Fernando García Arévalo is one of the greatest photographers produced by the Campo de Gibraltar. This Sanroque-born photographer continues to take and share magnificent snapshots of an on-going humanitarian drama.
He is one of the most valued independent reporters on the Andalusian scene having received the Andalucía de Migraciones prize five times in his career.
It is precisely this drama that he features in his exhibition “En lo más ancho del Estrecho”, sponsored by the Provincial Council of Cádiz, which will be on display until next March 19 at the Baluarte de San Roque in Cádiz.
It is not just another story about immigration, but an exhibition of his photos and texts that collect together the impressive work of this photographer from between 1992 and 2017. It will also be published soon as a book form for which Arévalo has initiated a crowdfunding campaign through Libros.com.
The title has not been chosen at random: In the words of Arévalo …
“It’s called the widest part of the Strait because I’ve focused mainly on what separates us. Despite the physical closeness, the distance that exists is, at other levels, immense. It is a distance that incidentally is widening with increased outbreaks of racism and more widespread xenophobia.”
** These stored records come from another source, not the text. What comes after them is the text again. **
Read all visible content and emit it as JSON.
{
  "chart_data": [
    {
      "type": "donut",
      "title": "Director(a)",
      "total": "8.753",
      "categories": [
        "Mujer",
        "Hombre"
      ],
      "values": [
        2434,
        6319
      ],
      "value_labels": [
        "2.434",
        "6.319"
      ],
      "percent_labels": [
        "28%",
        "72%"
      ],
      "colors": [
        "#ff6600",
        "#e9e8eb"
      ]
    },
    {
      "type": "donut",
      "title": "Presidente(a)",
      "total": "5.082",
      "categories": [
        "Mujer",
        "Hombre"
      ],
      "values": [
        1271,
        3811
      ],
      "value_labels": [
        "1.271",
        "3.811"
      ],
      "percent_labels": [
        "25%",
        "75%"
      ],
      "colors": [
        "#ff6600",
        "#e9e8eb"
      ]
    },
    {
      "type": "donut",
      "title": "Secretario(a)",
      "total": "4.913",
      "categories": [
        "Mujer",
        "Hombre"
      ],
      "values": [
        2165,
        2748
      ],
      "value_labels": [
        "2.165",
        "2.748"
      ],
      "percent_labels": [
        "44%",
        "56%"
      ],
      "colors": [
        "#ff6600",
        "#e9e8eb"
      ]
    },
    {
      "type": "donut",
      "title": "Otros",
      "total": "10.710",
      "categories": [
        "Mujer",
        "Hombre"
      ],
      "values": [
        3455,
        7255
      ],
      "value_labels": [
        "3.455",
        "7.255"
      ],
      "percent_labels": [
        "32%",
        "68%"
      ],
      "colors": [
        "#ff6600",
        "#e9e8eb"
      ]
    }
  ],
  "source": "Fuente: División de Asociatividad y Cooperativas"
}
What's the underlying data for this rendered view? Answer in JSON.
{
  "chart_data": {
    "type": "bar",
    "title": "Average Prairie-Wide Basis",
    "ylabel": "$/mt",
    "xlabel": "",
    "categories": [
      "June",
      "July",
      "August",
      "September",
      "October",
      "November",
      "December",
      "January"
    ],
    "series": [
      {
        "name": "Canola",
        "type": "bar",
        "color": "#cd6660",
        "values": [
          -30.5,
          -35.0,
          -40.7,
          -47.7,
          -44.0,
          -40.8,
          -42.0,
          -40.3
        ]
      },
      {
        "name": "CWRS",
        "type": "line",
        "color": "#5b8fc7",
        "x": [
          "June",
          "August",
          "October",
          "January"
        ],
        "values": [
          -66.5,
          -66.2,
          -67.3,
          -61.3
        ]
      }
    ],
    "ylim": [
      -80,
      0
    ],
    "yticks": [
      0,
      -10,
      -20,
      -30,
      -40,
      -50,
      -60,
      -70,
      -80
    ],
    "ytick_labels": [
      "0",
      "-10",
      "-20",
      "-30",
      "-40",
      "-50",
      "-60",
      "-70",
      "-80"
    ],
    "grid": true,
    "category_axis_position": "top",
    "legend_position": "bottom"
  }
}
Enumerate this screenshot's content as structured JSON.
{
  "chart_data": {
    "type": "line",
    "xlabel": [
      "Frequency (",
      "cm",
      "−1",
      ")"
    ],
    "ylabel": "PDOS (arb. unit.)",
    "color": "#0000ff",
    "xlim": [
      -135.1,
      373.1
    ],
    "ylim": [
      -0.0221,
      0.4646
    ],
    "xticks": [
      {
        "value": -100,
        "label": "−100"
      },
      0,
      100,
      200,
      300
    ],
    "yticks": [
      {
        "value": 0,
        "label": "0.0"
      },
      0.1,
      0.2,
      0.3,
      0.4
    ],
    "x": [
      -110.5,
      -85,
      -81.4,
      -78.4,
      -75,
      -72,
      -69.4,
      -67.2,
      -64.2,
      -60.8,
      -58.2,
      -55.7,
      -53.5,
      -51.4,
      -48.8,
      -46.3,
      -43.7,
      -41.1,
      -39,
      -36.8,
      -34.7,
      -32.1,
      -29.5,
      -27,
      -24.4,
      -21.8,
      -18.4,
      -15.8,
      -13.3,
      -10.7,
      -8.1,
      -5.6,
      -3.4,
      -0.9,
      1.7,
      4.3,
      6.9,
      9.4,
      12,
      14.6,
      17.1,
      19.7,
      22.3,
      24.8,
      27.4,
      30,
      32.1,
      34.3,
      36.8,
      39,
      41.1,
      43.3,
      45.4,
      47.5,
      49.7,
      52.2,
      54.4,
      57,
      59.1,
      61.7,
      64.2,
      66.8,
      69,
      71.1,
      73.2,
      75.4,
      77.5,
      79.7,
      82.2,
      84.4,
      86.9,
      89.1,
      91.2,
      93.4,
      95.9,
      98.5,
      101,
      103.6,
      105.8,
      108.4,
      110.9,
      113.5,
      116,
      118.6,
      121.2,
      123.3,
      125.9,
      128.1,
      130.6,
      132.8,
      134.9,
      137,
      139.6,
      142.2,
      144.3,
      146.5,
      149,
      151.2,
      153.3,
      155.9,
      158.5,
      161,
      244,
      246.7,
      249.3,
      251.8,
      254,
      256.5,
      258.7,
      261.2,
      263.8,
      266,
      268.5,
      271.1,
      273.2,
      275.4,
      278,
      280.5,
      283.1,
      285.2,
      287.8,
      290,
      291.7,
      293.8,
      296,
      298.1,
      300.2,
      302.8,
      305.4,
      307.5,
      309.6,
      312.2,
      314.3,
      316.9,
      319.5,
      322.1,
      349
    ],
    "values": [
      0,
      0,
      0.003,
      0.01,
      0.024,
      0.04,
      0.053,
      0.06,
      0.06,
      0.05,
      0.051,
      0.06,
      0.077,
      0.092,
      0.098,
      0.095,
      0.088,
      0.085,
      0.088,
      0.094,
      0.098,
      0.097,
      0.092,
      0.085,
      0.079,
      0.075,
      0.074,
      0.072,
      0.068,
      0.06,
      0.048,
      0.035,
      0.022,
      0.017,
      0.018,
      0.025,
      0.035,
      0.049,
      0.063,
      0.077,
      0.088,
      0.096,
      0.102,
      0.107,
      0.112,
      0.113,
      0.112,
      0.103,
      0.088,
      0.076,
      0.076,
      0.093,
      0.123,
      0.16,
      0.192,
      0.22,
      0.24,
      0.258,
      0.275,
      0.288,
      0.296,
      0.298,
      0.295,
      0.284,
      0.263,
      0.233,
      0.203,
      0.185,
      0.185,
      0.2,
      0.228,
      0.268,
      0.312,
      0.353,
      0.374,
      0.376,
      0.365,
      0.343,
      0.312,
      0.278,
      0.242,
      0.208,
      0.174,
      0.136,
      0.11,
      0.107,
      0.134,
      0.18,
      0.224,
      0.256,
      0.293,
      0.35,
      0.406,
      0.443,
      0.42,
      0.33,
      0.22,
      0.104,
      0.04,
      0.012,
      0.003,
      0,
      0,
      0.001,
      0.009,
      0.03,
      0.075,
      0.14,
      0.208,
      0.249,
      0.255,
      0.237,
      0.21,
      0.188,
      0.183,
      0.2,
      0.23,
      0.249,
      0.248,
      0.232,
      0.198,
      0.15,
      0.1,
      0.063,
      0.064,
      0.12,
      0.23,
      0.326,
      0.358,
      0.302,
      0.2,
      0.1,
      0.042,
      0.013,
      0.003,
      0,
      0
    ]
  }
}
It was in 1992 when García Arévalo, who worked for an agency in Madrid, spent a whole summer chasing photos that he thought would be unique. And most certainly they were. They were seen around the world. They were the first photographs of illegal immigrants crossing the Strait of Gibraltar.
“The summer of ‘92 was the first summer with a significant influx of immigrants that made us think that this was not anecdotal. It got into my head that I had to take pictures of the crossing. There was a demand for images that did not exist. I would travel to Tarifa at night in my father’s car and it was a matter of waiting. After a month and a half, I took some photos that went around the world,” he says.
And the effort was worth it: “Today, unfortunately, we are used to seeing all kinds of stories about immigration, but 26 years ago we weren’t. In this profession, the most important thing is instinct, and I sensed that everything had a history. Unfortunately, time has proven me right”.
His curiosity made him want to explore in depth this phenomenon. He has travelled to 17 countries in the Middle East, Sub-Saharan Africa, and the Maghreb to explore the reality of the places of origin, passage, and arrival of immigrants, with many of whom he has spoken to Criminals dedicated to human trafficking have also been captured by his lenses, as well as many moments of anguish.
From all these years and experiences, García Arévalo has selected 25 thought provoking stories so that the viewer stops and thinks again about a tragic reality that persists and over which the excess of information and images have been able to desensitise us.
And it is precisely that, the lack of sensitivity and interest that irritates this photographer:
“There are people who leave their country for economic reasons but others do it because of conflicts, and we usually put them all in the same bag. It shocks me a lot to see that despite all the information available, a large part of the population is still uninformed.”
García Arévalo has followed the phenomenon of illegal immigration closely in recent months and is pessimistic: “It has been terrible but, unfortunately, it will continue to be.”